One key application for the new range is premium filled chocolates, in which the flavours are incorporated into the chocolate ganache filling. To achieve special visual appeal, Sensient Colors’ Spectraflecks™ can be used. These are coloured film particles that add colour to food products and provide, for example, chocolate coatings with colourful highlights.

With comprehensive flavouring expertise as a core competence, Sensient is able to create authentic flavour profiles. Depending on the concept, the company develops tailored solutions in collaboration with its customers. To create multisensory experiences, Sensient’s experts can make use of a broad portfolio of complementary inclusions, including flavoured sugar crystals, popcorn, ground cookies and toffees. In addition, sauces and fillings also play a key role when it comes to exciting texture combinations; products with tailored viscosities are available, from caramels, chocolate and fruit-based varieties to coffee variants. In general, the sky’s the limit when it comes to product development.
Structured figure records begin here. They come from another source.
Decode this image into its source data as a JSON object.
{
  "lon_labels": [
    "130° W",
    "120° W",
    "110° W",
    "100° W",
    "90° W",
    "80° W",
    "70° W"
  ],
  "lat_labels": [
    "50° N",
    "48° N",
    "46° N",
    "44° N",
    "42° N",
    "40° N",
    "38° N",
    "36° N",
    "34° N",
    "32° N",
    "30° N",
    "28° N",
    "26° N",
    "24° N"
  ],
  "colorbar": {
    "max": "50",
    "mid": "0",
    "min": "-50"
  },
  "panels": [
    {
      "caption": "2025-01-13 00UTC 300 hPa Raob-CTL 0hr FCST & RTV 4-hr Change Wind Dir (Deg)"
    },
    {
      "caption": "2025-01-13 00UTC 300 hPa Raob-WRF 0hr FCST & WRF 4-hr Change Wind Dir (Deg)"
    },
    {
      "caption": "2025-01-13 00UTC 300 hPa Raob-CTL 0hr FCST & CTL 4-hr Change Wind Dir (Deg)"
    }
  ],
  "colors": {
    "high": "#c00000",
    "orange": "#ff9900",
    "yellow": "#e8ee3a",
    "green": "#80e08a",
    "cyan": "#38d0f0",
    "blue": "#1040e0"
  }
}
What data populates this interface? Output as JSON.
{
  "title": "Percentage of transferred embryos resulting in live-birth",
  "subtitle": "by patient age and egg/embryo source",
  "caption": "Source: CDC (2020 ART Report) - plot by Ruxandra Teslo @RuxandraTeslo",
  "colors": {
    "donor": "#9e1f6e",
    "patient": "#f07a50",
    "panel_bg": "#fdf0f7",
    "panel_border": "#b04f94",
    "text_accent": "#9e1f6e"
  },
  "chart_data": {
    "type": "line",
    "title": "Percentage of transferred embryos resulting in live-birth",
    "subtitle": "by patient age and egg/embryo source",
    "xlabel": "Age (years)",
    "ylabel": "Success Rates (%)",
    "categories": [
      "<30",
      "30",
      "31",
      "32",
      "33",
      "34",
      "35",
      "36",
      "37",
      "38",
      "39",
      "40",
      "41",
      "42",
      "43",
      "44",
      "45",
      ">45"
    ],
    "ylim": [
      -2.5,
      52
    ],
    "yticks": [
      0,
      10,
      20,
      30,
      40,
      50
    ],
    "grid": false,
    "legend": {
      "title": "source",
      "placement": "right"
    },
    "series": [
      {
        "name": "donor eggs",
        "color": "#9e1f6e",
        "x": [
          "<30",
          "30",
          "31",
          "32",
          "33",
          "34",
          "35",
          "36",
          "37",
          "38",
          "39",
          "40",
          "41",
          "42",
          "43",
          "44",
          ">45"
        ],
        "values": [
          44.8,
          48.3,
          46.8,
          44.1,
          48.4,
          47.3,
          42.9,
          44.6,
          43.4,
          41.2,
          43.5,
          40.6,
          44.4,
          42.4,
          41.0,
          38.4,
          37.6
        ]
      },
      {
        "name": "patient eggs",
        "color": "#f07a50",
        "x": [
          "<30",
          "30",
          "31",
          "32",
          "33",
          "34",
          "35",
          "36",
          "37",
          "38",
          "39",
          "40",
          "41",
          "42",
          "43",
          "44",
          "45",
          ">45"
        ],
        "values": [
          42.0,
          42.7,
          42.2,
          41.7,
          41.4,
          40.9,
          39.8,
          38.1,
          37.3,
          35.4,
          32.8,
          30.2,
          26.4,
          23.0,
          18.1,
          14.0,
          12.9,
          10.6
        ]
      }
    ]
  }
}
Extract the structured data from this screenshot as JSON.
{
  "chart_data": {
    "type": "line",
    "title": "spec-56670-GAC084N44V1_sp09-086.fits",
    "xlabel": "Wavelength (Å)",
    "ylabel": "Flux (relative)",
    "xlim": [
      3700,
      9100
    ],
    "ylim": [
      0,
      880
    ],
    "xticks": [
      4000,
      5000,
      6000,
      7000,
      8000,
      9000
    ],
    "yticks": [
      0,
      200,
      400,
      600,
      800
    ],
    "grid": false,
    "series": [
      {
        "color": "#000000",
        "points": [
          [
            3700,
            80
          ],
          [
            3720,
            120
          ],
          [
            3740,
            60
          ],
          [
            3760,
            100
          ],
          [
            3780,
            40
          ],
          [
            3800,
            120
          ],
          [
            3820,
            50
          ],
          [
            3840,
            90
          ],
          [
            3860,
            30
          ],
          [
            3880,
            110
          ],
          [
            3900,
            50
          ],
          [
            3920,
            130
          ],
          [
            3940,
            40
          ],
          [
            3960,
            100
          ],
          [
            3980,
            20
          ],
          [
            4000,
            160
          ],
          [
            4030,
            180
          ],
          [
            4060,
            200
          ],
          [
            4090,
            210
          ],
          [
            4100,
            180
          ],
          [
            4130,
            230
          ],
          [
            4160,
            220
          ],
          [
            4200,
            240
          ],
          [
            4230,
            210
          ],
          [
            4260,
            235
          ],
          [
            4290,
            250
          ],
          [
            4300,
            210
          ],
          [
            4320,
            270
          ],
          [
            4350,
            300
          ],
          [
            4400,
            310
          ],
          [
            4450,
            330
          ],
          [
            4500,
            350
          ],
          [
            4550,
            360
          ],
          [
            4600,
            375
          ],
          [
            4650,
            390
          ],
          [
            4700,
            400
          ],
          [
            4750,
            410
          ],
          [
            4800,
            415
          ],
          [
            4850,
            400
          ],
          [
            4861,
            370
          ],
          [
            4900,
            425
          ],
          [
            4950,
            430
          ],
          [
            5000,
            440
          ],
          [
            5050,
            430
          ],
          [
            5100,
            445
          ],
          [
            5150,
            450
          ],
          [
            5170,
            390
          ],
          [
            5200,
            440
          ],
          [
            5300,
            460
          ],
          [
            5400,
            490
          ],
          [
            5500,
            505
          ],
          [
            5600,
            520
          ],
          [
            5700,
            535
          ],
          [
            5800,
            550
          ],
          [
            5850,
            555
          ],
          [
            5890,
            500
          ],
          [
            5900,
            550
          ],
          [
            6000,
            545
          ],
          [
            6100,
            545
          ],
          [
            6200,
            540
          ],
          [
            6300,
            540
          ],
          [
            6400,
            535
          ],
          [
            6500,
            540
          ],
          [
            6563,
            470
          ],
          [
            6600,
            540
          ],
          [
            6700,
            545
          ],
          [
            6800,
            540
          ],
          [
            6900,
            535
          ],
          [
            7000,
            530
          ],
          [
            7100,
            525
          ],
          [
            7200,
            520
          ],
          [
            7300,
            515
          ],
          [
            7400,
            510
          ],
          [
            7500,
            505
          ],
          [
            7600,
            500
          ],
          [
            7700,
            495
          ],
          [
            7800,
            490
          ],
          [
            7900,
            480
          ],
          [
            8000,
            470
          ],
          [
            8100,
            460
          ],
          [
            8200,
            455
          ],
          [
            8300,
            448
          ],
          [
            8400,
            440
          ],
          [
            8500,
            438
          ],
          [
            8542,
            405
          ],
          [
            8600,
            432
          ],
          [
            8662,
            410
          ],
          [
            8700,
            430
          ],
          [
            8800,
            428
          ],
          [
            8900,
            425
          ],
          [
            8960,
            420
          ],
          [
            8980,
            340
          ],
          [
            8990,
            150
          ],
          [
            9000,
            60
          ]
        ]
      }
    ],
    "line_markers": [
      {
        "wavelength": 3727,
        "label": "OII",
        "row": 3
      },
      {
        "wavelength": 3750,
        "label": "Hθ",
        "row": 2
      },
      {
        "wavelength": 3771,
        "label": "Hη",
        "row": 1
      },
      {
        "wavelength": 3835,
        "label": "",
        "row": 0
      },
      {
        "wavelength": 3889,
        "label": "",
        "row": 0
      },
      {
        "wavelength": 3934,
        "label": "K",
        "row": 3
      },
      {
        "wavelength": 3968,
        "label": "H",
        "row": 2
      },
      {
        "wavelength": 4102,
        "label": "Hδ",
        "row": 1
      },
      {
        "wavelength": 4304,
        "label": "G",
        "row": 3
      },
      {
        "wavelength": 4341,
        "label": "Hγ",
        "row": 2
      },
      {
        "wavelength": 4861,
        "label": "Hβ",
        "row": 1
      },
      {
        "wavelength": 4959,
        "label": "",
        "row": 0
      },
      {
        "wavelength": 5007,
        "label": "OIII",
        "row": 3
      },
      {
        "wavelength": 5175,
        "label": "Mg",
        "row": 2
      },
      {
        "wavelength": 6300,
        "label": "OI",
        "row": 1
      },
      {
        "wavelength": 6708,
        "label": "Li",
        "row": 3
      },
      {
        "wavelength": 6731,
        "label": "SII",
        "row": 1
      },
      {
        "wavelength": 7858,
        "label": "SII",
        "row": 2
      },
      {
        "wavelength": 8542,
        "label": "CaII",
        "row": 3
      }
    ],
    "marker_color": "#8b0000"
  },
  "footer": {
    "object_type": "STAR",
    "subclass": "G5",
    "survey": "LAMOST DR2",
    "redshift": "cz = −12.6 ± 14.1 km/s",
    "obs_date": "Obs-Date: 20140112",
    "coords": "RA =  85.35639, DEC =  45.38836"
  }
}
“The global chocolate market is set to grow in volume by 5% and increase in value by more than 10% between 2015 and 2020. The challenge for manufacturers is to create products that stand out from the competition. We recognise the consumer demand for sophisticated sensory experiences and, whether that need presents itself as bold flavouring combinations, exciting texture pairings or a unique appearance, with our portfolio, we are perfectly prepared to develop products that are bang on trend and fulfil the most important aspect of sweet treats — being indulgent,” says Simon Daw, Director of Marketing at Sensient Sweet Flavors Europe.